A one night stand is (or should be) a simple agreement to use each other’s bodies for pleasure. This once handy tool for sexual gratification and exploration is often soiled by insecurities and performance anxiety. If your one night stands aren’t what they used to be, these guidelines will help get them back on track.
Accept the awkward
Don't distract yourself with the Hollywood images of what your sexual identity should be. Women, you don’t have to be the super sexy vixen. Men, you don’t have to accept the persona of the all-knowing sex god. Getting intimate for the first time is awkward. It doesn’t matter if it is with someone you are dating or someone you’ve just met. Just let yourself experience the moment.
No one has the ability to read minds. You have to tell the other person what you like, what you don’t and what you want to try. It is your experience and you should not be embarrassed or ashamed to voice your desire.
If you are worried about coming off as rude or demanding, remember there are several ways to introduce your wishes: a whisper in your lover’s ear, a playful suggestion or using your hands to alter the motion. Both parties should want to please the other, suggestions should be welcomed. Make sure to also talk to your partner before you actually have sex.
If you don't like it, change it
If your partner is enjoying the event, but it is not working for you, you have every right to alter it. If your partner is not satisfying your needs, only you can fix the situation. Change the position or motive or location to something that works for you. Some things take compromise to make them mutually beneficial, but it will be worth the effort.
If you want to use condoms, barriers or birth control, it’s imperative to use them. Even if you don’t, it might be a good idea for the random hookup. Why? Because the fear of STIs & pregnancy is real and you don't want that to linger over the event. If you don’t play with the risks you’re comfortable with, the days following the one night stand will also be filled with worry. The stress of worrying about what you may have exposed yourself to can destroy all the fun of the one night stand.
Get over it
If sex is what you want, do not burden yourself with silly social constructs. Do not worry about him respecting you in the morning or if the sex you had makes you a whore. Get the sex you want and throw middle fingers at those who try to make you feel bad. If you don’t want to see the person after, screw outside your social circle. For everything else, it’s all social pressure that you don’t need to deal with it.
Although you have spoken up, it does not mean the other person will.
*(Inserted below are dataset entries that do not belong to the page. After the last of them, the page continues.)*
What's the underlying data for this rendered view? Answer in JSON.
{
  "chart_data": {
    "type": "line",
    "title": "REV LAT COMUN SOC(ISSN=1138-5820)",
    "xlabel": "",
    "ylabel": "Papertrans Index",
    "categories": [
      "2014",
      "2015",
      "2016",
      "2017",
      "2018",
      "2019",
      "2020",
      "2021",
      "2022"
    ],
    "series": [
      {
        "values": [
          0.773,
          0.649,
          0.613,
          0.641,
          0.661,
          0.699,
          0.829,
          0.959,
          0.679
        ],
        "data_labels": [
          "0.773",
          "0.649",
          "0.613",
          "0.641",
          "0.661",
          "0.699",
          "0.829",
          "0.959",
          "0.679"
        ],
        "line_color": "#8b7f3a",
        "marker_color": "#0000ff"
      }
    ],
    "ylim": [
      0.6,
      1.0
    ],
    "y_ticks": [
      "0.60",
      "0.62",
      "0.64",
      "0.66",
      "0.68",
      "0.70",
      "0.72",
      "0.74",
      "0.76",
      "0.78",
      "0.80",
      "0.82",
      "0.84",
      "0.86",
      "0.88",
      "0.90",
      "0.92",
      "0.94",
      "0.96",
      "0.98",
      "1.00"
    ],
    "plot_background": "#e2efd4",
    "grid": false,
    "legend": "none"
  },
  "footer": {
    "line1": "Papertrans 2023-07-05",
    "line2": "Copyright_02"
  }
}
Ask your partner what they would like to try or do next. It’s not a lot of work but it shows concern and consideration and might set you up for a regular fuck buddy, if you want. Even if you want the person to disappear after, at least you gave them a good time.
Do not give up prematurely
Too often one or more of the guidelines mentioned above will interrupt your sexy time. It can be awkward and cause one or both of the parties will stop actively participating, which essentially ends the night. Try to fight through your desire to slink away and open yourself up to new experiences. But, if you decide that you do not want to continue then stop the activities.
A one night stand can be fun and sexy or awkward and uncomfortable. It’s all a matter of how you handle it.